Why is it that the poem, like the flower itself, seems so “naff” to our modern ear? It was written in a time of grief, after the death of Wordsworth’s brother, John, and that knowledge certainly makes more poignant the revelation of the poet’s “vacant” and “pensive” moods.  Yes, there is no doubt they cheer us up, these bright and inoffensive blooms.  Perhaps his bliss seems too easily earned. Perhaps the rhymes, the words, feel too Victorian, too polite, in our post-confessional age.
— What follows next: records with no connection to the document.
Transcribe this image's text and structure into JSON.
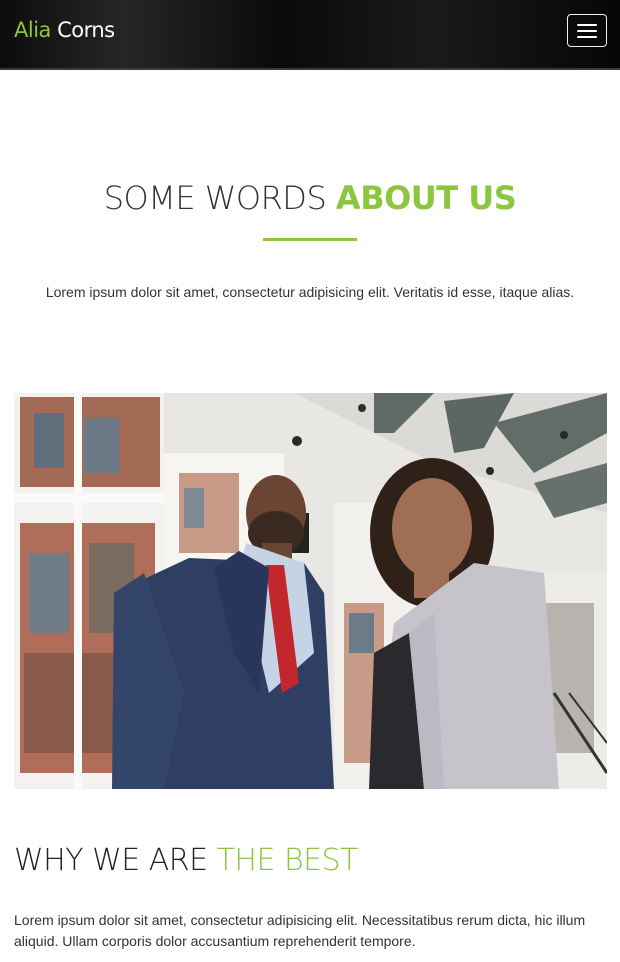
{
  "brand": {
    "first": "Alia",
    "second": "Corns"
  },
  "nav": {
    "toggle_icon": "hamburger-icon"
  },
  "about": {
    "title_plain": "SOME WORDS ",
    "title_accent": "ABOUT US",
    "text": "Lorem ipsum dolor sit amet, consectetur adipisicing elit. Veritatis id esse, itaque alias."
  },
  "photo": {
    "alt": ""
  },
  "best": {
    "title_plain": "WHY WE ARE ",
    "title_accent": "THE BEST",
    "text": "Lorem ipsum dolor sit amet, consectetur adipisicing elit. Necessitatibus rerum dicta, hic illum aliquid. Ullam corporis dolor accusantium reprehenderit tempore."
  },
  "colors": {
    "accent": "#8cc63f",
    "navbar": "#111111",
    "text": "#333333"
  }
}
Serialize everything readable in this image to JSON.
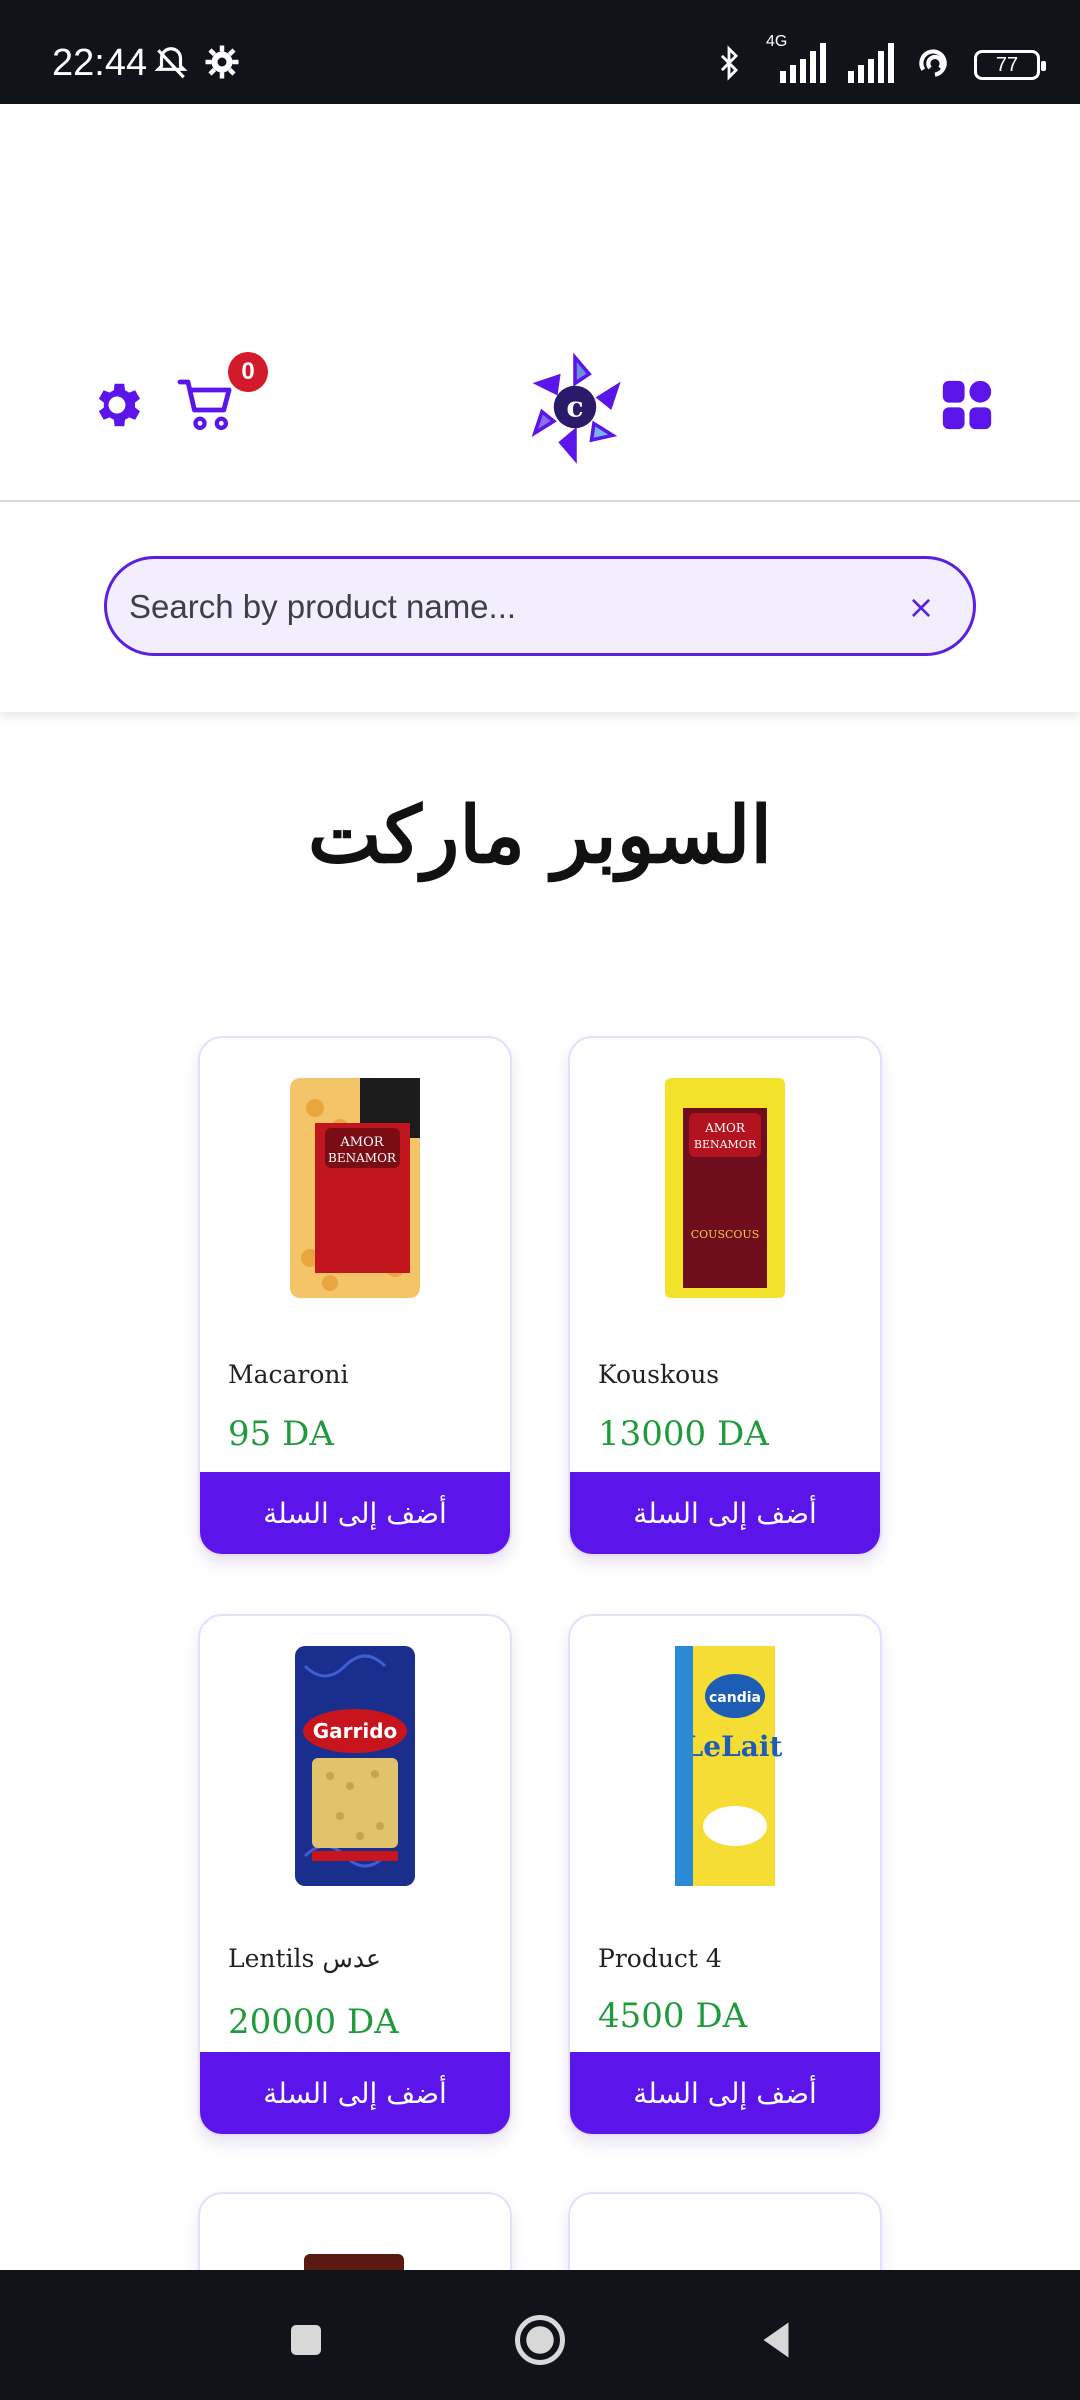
{
  "status_bar": {
    "time": "22:44",
    "network": "4G",
    "battery": "77",
    "icons": [
      "bell-off-icon",
      "gear-icon",
      "bluetooth-icon",
      "signal-icon",
      "signal-icon",
      "hotspot-icon",
      "battery-icon"
    ]
  },
  "header": {
    "cart_count": "0",
    "icons": [
      "settings-icon",
      "cart-icon",
      "logo",
      "grid-icon"
    ]
  },
  "search": {
    "placeholder": "Search by product name...",
    "clear_label": "×"
  },
  "page": {
    "title": "السوبر ماركت"
  },
  "products": [
    {
      "name": "Macaroni",
      "price": "95 DA",
      "button": "أضف إلى السلة"
    },
    {
      "name": "Kouskous",
      "price": "13000 DA",
      "button": "أضف إلى السلة"
    },
    {
      "name": "Lentils عدس",
      "price": "20000 DA",
      "button": "أضف إلى السلة"
    },
    {
      "name": "Product 4",
      "price": "4500 DA",
      "button": "أضف إلى السلة"
    }
  ],
  "colors": {
    "accent": "#5b14ea",
    "price": "#1f9a3c",
    "badge": "#d31a2a",
    "system_bar": "#11131a"
  }
}
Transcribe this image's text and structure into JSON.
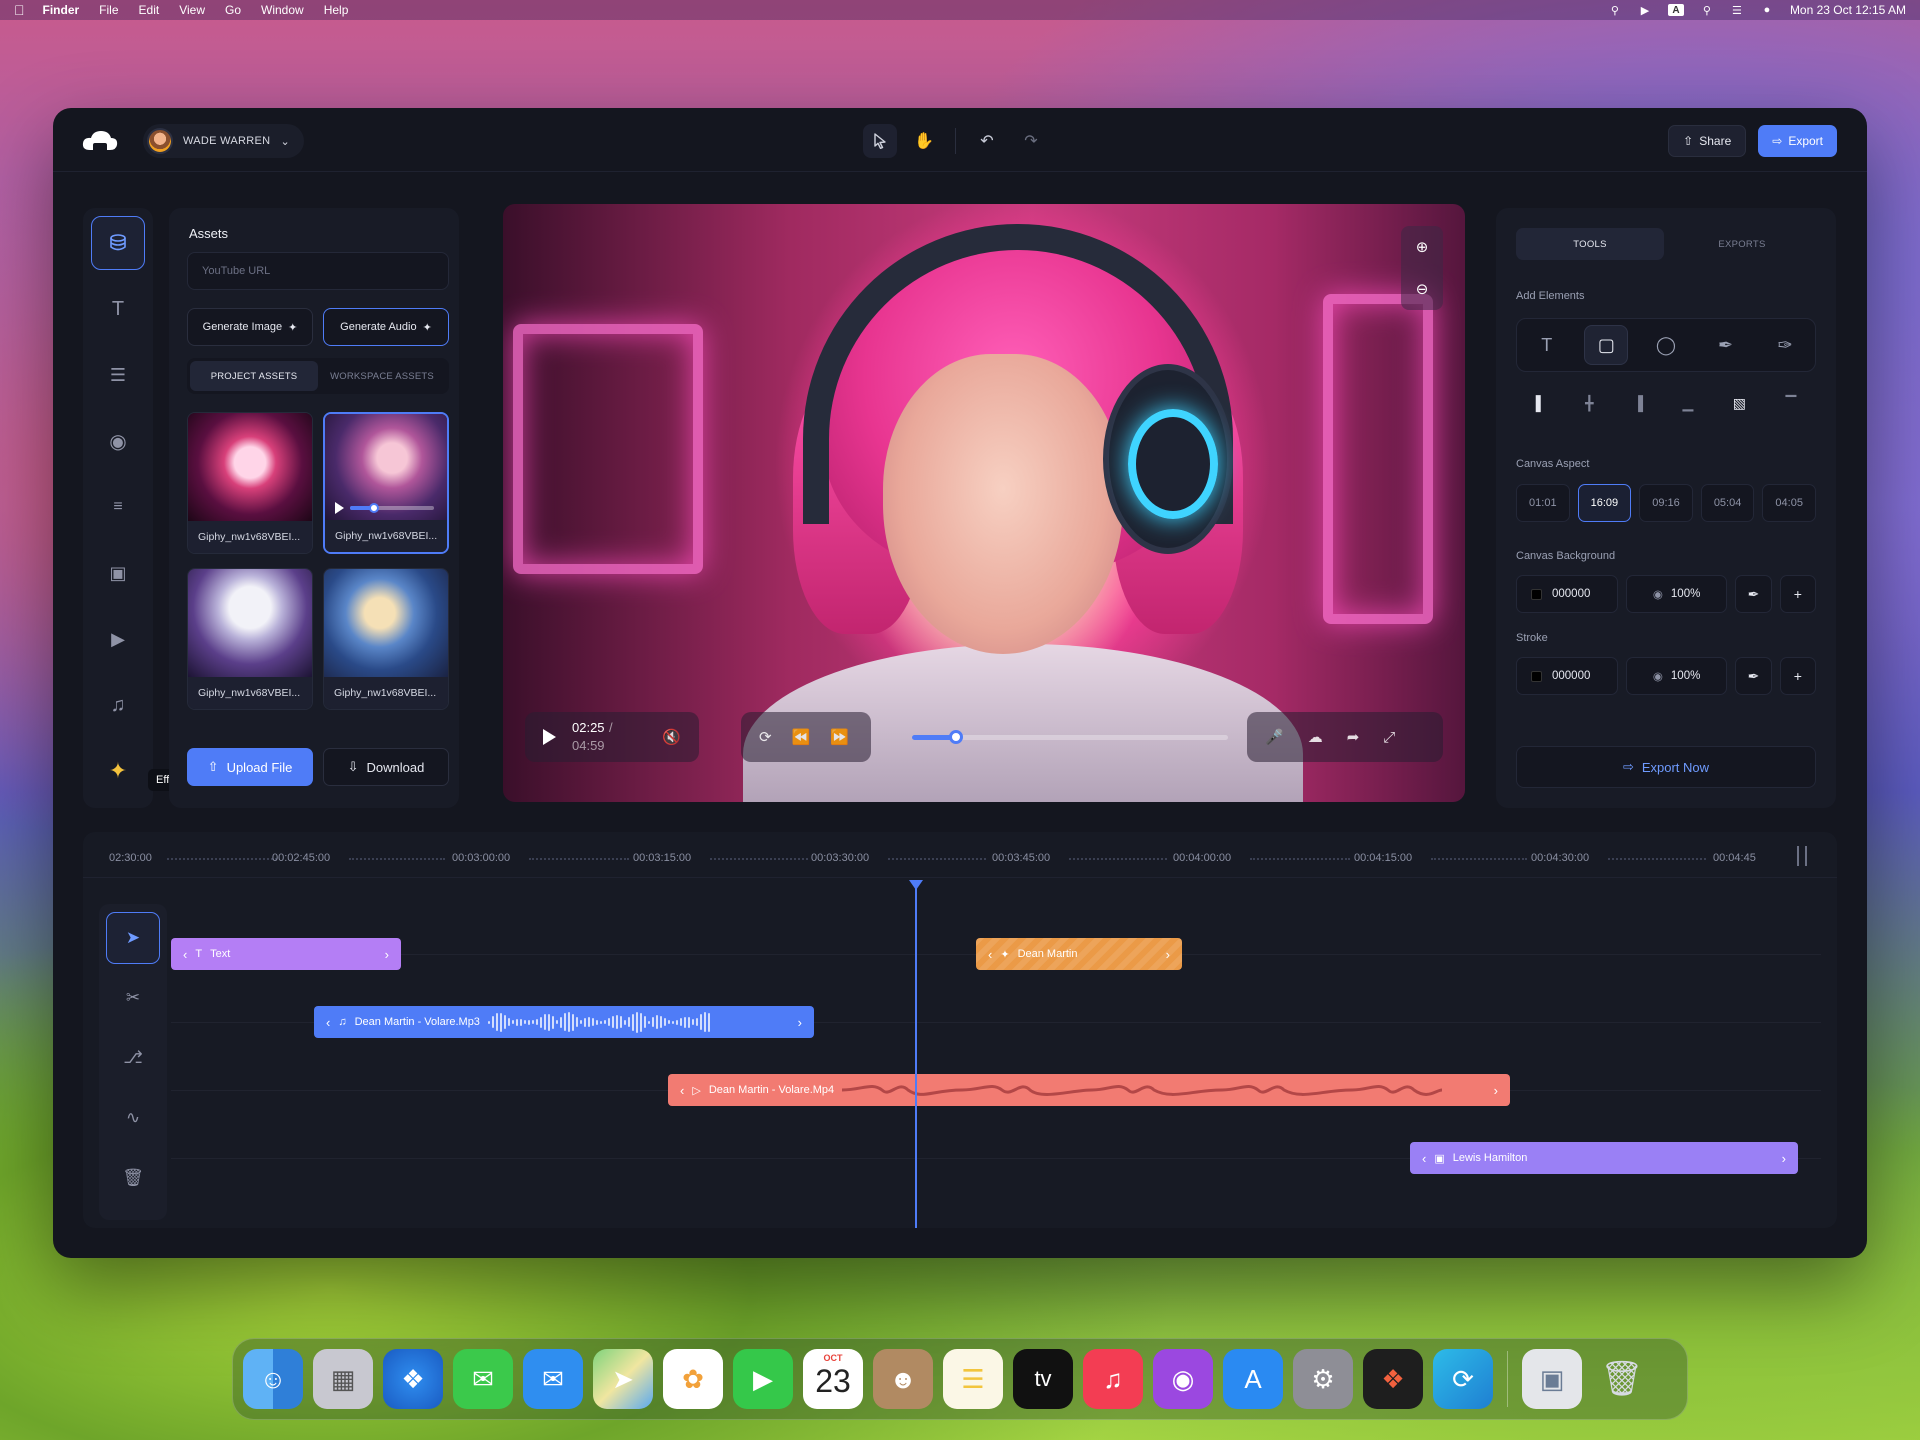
{
  "menubar": {
    "app": "Finder",
    "items": [
      "File",
      "Edit",
      "View",
      "Go",
      "Window",
      "Help"
    ],
    "datetime": "Mon 23 Oct  12:15 AM",
    "keyboard_badge": "A"
  },
  "header": {
    "user_name": "WADE WARREN",
    "share_label": "Share",
    "export_label": "Export"
  },
  "rail": {
    "items": [
      "assets-icon",
      "text-icon",
      "list-icon",
      "record-icon",
      "settings-icon",
      "image-icon",
      "video-icon",
      "music-icon",
      "effects-icon"
    ],
    "tooltip": "Effects"
  },
  "assets": {
    "title": "Assets",
    "url_placeholder": "YouTube URL",
    "generate_image": "Generate Image",
    "generate_audio": "Generate Audio",
    "tabs": [
      "PROJECT ASSETS",
      "WORKSPACE ASSETS"
    ],
    "thumbs": [
      {
        "caption": "Giphy_nw1v68VBEI..."
      },
      {
        "caption": "Giphy_nw1v68VBEI..."
      },
      {
        "caption": "Giphy_nw1v68VBEI..."
      },
      {
        "caption": "Giphy_nw1v68VBEI..."
      }
    ],
    "mini_progress": 0.28,
    "upload_label": "Upload File",
    "download_label": "Download"
  },
  "preview": {
    "time_current": "02:25",
    "time_separator": "/",
    "time_total": "04:59",
    "progress": 0.14
  },
  "right_panel": {
    "tabs": [
      "TOOLS",
      "EXPORTS"
    ],
    "add_elements_label": "Add Elements",
    "canvas_aspect_label": "Canvas Aspect",
    "aspects": [
      "01:01",
      "16:09",
      "09:16",
      "05:04",
      "04:05"
    ],
    "selected_aspect": "16:09",
    "canvas_background_label": "Canvas Background",
    "canvas_background": {
      "hex": "000000",
      "opacity": "100%"
    },
    "stroke_label": "Stroke",
    "stroke": {
      "hex": "000000",
      "opacity": "100%"
    },
    "export_now": "Export Now"
  },
  "timeline": {
    "ticks": [
      "02:30:00",
      "00:02:45:00",
      "00:03:00:00",
      "00:03:15:00",
      "00:03:30:00",
      "00:03:45:00",
      "00:04:00:00",
      "00:04:15:00",
      "00:04:30:00",
      "00:04:45"
    ],
    "clips": {
      "text": "Text",
      "dean": "Dean Martin",
      "audio": "Dean Martin - Volare.Mp3",
      "video": "Dean Martin - Volare.Mp4",
      "image": "Lewis Hamilton"
    }
  },
  "dock": {
    "calendar_month": "OCT",
    "calendar_day": "23",
    "tv_label": "tv"
  },
  "colors": {
    "accent": "#4f7cf7",
    "text_clip": "#b47ef5",
    "dean_clip": "#eb9a47",
    "video_clip": "#f27b72",
    "image_clip": "#9a80f5"
  }
}
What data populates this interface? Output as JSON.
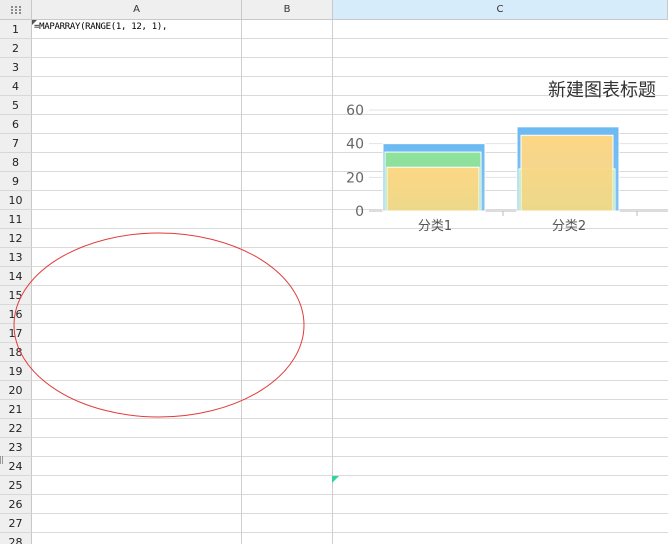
{
  "columns": [
    "A",
    "B",
    "C"
  ],
  "selected_column": "C",
  "rows": [
    "1",
    "2",
    "3",
    "4",
    "5",
    "6",
    "7",
    "8",
    "9",
    "10",
    "11",
    "12",
    "13",
    "14",
    "15",
    "16",
    "17",
    "18",
    "19",
    "20",
    "21",
    "22",
    "23",
    "24",
    "25",
    "26",
    "27",
    "28"
  ],
  "cells": {
    "A1": "=MAPARRAY(RANGE(1, 12, 1),"
  },
  "chart": {
    "title": "新建图表标题",
    "chart_data": {
      "type": "bar",
      "title": "新建图表标题",
      "categories": [
        "分类1",
        "分类2"
      ],
      "series": [
        {
          "values": [
            40,
            50
          ],
          "color": "#6cb9f3"
        },
        {
          "values": [
            35,
            25
          ],
          "color": "#8fe29a"
        },
        {
          "values": [
            26,
            45
          ],
          "color": "#fdd785"
        }
      ],
      "y_ticks": [
        "0",
        "20",
        "40",
        "60"
      ],
      "ylim": [
        0,
        60
      ],
      "grid": true
    }
  },
  "shapes": {
    "ellipse_color": "#e23b3b"
  },
  "colors": {
    "header_bg": "#efefef",
    "selected_header_bg": "#d7ecfb",
    "grid_line": "#dadada",
    "fill_handle": "#2bd6a3"
  }
}
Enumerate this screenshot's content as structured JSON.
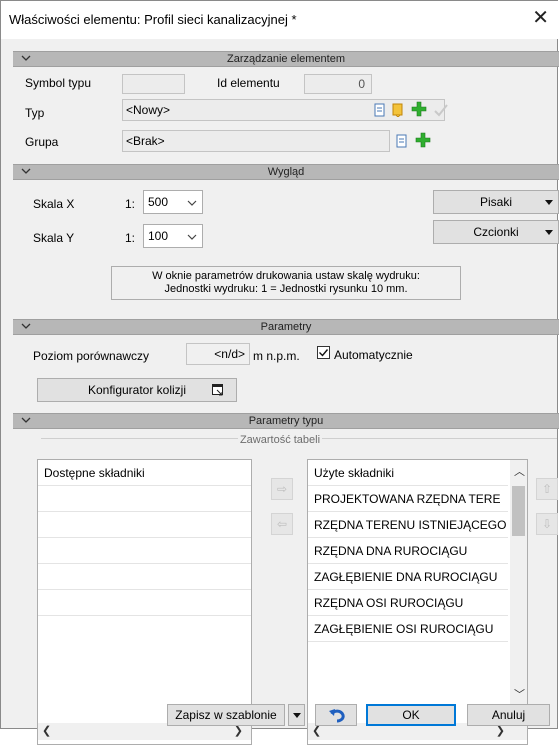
{
  "window": {
    "title": "Właściwości elementu: Profil sieci kanalizacyjnej *",
    "close_symbol": "✕"
  },
  "sections": {
    "management": "Zarządzanie elementem",
    "appearance": "Wygląd",
    "parameters": "Parametry",
    "type_parameters": "Parametry typu"
  },
  "management": {
    "symbol_label": "Symbol typu",
    "symbol_value": "",
    "id_label": "Id elementu",
    "id_value": "0",
    "type_label": "Typ",
    "type_value": "<Nowy>",
    "group_label": "Grupa",
    "group_value": "<Brak>"
  },
  "appearance": {
    "scale_x_label": "Skala X",
    "scale_x_prefix": "1:",
    "scale_x_value": "500",
    "scale_y_label": "Skala Y",
    "scale_y_prefix": "1:",
    "scale_y_value": "100",
    "pens_button": "Pisaki",
    "fonts_button": "Czcionki",
    "info_line1": "W oknie parametrów drukowania ustaw skalę wydruku:",
    "info_line2": "Jednostki wydruku: 1 = Jednostki rysunku 10 mm."
  },
  "parameters": {
    "level_label": "Poziom porównawczy",
    "level_value": "<n/d>",
    "level_unit": "m n.p.m.",
    "auto_label": "Automatycznie",
    "auto_checked": true,
    "collision_button": "Konfigurator kolizji"
  },
  "type_params": {
    "group_title": "Zawartość tabeli",
    "available_header": "Dostępne składniki",
    "used_header": "Użyte składniki",
    "used_items": [
      "PROJEKTOWANA RZĘDNA TERE",
      "RZĘDNA TERENU ISTNIEJĄCEGO",
      "RZĘDNA DNA RUROCIĄGU",
      "ZAGŁĘBIENIE DNA RUROCIĄGU",
      "RZĘDNA OSI RUROCIĄGU",
      "ZAGŁĘBIENIE OSI RUROCIĄGU"
    ]
  },
  "footer": {
    "save_template": "Zapisz w szablonie",
    "ok": "OK",
    "cancel": "Anuluj"
  },
  "colors": {
    "section_bar": "#b7b7b7",
    "window_bg": "#f0f0f0",
    "ok_border": "#0078d7",
    "accent_green": "#2fae2f"
  }
}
At the same time, I rather envy Wordsworth this simple revelation, this moment which is able to lift his heart. The Romans used narcissus bulbs as a medicinal erodent; a poison, which, if treated correctly, could disperse poisons.  Maybe we’ve lost the ability to look on the daffodil as a balm to treat what ills us, and certainly we’ve lost the ability to write about it. So is there a way to redeem the daffodil – at the very least, to be able to write without cliché about the beauty of place, to celebrate spring ?

We still have the capability to feel these things, don’t we?